Boda boda drivers say they have to act because authorities fail to protect them.
The Century Boda Boda Association, an industry group, reports that its over 800,000 members face constant threats to their lives and property nationwide. Mutyaba Siraje, chairman of the association, says that boda boda drivers are killed every day and suspects are too often set free after they are arrested. That’s why drivers are turning to illegal vigilante violence.

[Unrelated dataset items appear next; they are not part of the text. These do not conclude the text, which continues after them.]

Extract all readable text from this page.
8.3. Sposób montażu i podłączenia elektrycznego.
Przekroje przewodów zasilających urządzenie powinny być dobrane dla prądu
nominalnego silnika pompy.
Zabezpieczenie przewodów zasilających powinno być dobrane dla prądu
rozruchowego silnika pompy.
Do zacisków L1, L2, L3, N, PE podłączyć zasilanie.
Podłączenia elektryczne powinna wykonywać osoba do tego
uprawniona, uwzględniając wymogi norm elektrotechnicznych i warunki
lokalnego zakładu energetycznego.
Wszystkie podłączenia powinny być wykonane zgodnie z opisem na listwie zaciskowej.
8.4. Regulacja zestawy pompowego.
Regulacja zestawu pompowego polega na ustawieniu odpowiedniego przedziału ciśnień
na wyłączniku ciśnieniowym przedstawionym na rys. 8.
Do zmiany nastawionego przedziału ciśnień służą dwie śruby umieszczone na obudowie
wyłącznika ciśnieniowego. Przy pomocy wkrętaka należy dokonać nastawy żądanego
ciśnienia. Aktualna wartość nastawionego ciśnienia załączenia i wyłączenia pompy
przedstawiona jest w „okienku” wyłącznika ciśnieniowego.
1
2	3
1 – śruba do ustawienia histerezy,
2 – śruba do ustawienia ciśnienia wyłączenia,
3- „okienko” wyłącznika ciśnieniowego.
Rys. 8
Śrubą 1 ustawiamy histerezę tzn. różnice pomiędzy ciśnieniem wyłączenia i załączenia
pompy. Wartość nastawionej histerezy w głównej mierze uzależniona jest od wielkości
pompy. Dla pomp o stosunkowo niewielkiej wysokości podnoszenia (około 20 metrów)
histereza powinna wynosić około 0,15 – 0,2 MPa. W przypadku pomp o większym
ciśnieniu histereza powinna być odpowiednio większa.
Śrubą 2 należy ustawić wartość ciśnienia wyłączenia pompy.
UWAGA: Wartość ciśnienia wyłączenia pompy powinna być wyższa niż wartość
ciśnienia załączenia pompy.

Investigations of crimes against boda boda drivers take time, and this can be frustrating, Enanga says.
But their behavior is both illegal and unacceptable, he says.
Kikoola Douglas,who was shot in the arm and ribs in a boda boda robbery last year in Kampala, objects to the short sentences boda boda thieves receive.
“There is no boda boda thief who reforms after imprisonment,” Kikoola says, adding that he supports mob justice. “There is a saying that if you want to get rid of a tree, you don’t cut off the branches, you uproot it. That is what is done with the suspected thieves.”
Boda boda passenger Senoga Shafik says he understands why drivers have embraced vigilantism.
“They are getting desperate and see that justice in many cases has been delayed or denied, and the only way they feel empowered is to take matters into their own hands,” he says.
But mob action can also obstruct justice. Enanga says that killing suspected thieves hurts investigations.
Kasule Suleiman, a boda boda driver in Nansana, a town about 8 kilometers (5 miles) away from Kampala, says he has mixed feelings on the issue.
“Killing suspects isn’t always a great thing to do because these people work in a gang. Now when you kill one of them, police lose out a chance to interrogate him to discover more others of his group,” Suleiman says. But he still thinks mob justice is necessary.
Siraje of the Boda Boda Association advises drivers to be more cautious when they pick up passengers, especially after dark. He suggests screening passengers with questions before they board.
Kyosika, the boda boda driver attacked with a hammer, did that.
“He told me his wife had abandoned him with a child,” Kyosika says of the thief that robbed him and left him for dead. “I even felt sorry for him, for my fellow man.”
Today Kyosika says he supports mob justice and that boda boda thieves do not deserve mercy, because they themselves are merciless.
Nakisanze Segawa, GPJ Uganda, translated some interviews from Luganda.
Correction: This story was updated to correctly identify Fred Enanga. Global Press Journal regrets this error.